This image explains the TCP Challenge ACK mechanism.
At the top, it shows a normal “TCP Connection Established” state. Below that, it illustrates two attack scenarios and the defense mechanism:
- First scenario: An attacker sends a SYN packet with SEQ(attack) value to an already connected session. The server responds with a TCP Challenge ACK.
- Second scenario: An attacker sends an RST packet with SEQ(attack) value. The server checks if the SEQ(attack) value is within the receive window size (RECV_WIN_SIZE):
- If the value is inside the window (YES) – The session is reset.
- If the value is outside the window (NO) – A TCP Challenge ACK is sent.
Additional information at the bottom includes:
- The Challenge ACK is generated in the format seed ACK = SEQ(attack)+@
- The net.ipv4.tcp_challenge_ack_limit setting indicates the limit number of TCP Challenge ACKs sent per second, which is used to block RST DDoS attacks.
Necessity and Effectiveness of TCP Challenge ACK:
TCP Challenge ACK is a critical mechanism for enhancing network security.
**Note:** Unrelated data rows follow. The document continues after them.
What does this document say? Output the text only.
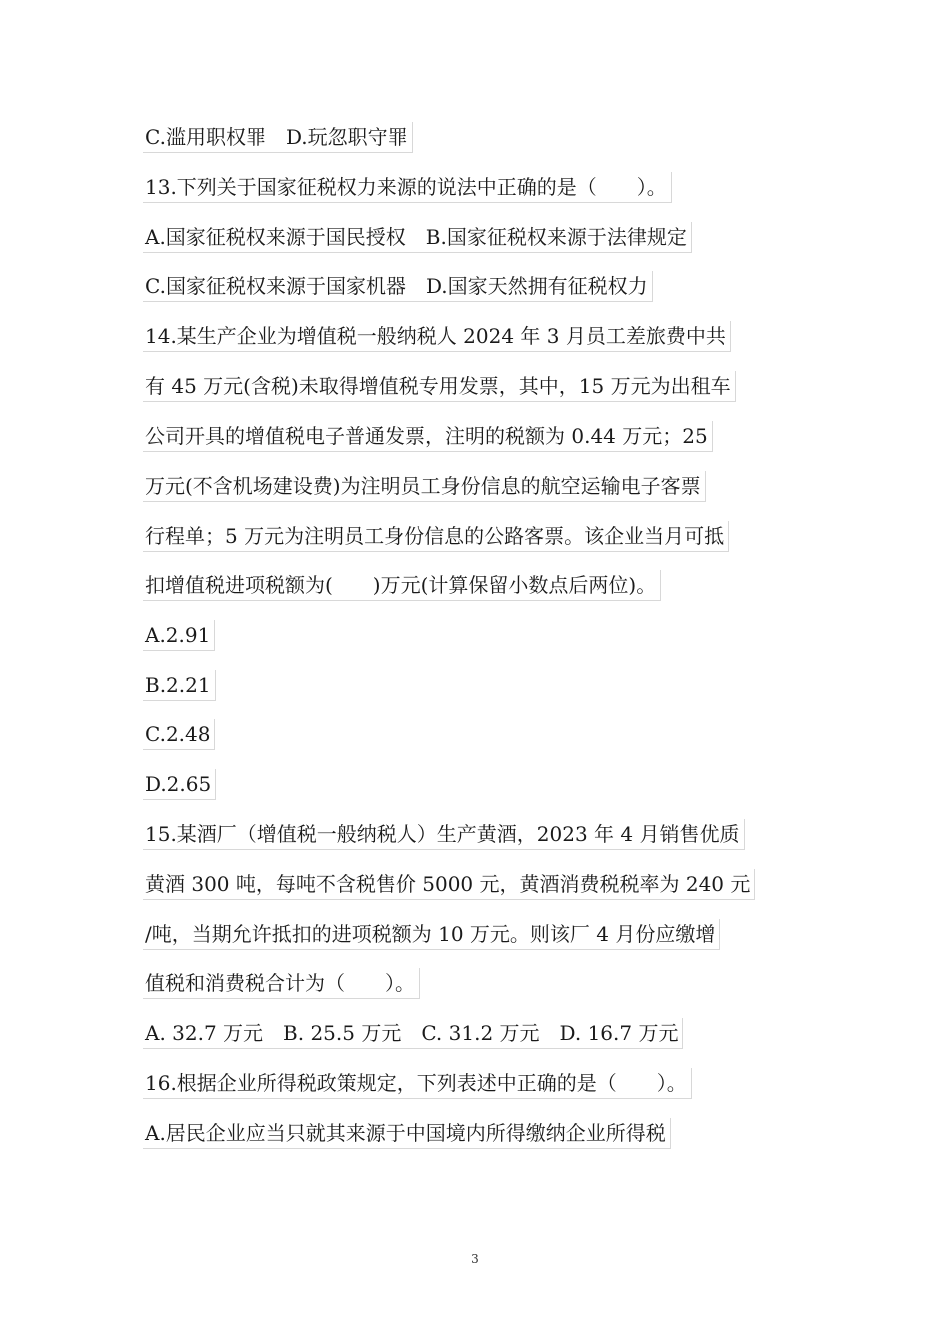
C.滥用职权罪　D.玩忽职守罪
13.下列关于国家征税权力来源的说法中正确的是（　　）。
A.国家征税权来源于国民授权　B.国家征税权来源于法律规定
C.国家征税权来源于国家机器　D.国家天然拥有征税权力
14.某生产企业为增值税一般纳税人 2024 年 3 月员工差旅费中共
有 45 万元(含税)未取得增值税专用发票，其中，15 万元为出租车
公司开具的增值税电子普通发票，注明的税额为 0.44 万元；25
万元(不含机场建设费)为注明员工身份信息的航空运输电子客票
行程单；5 万元为注明员工身份信息的公路客票。该企业当月可抵
扣增值税进项税额为(　　)万元(计算保留小数点后两位)。
A.2.91
B.2.21
C.2.48
D.2.65
15.某酒厂（增值税一般纳税人）生产黄酒，2023 年 4 月销售优质
黄酒 300 吨，每吨不含税售价 5000 元，黄酒消费税税率为 240 元
/吨，当期允许抵扣的进项税额为 10 万元。则该厂 4 月份应缴增
值税和消费税合计为（　　）。
A. 32.7 万元　B. 25.5 万元　C. 31.2 万元　D. 16.7 万元
16.根据企业所得税政策规定，下列表述中正确的是（　　）。
A.居民企业应当只就其来源于中国境内所得缴纳企业所得税
3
Its necessity and effectiveness include:
- Preventing Connection Hijacking: Detects and blocks attempts by attackers trying to hijack legitimate TCP connections.
- Session Protection: Protects existing TCP sessions from RST/SYN packets with invalid sequence numbers.
- Attack Validation: Verifies the authenticity of packets through Challenge ACKs, preventing connection termination by malicious packets.
- DDoS Mitigation: Protects systems from RST flood attacks that maliciously terminate TCP connections.
- Defense Against Blind Attacks: Increases the difficulty of blind attacks by requiring attackers to correctly guess the exact sequence numbers for successful attacks.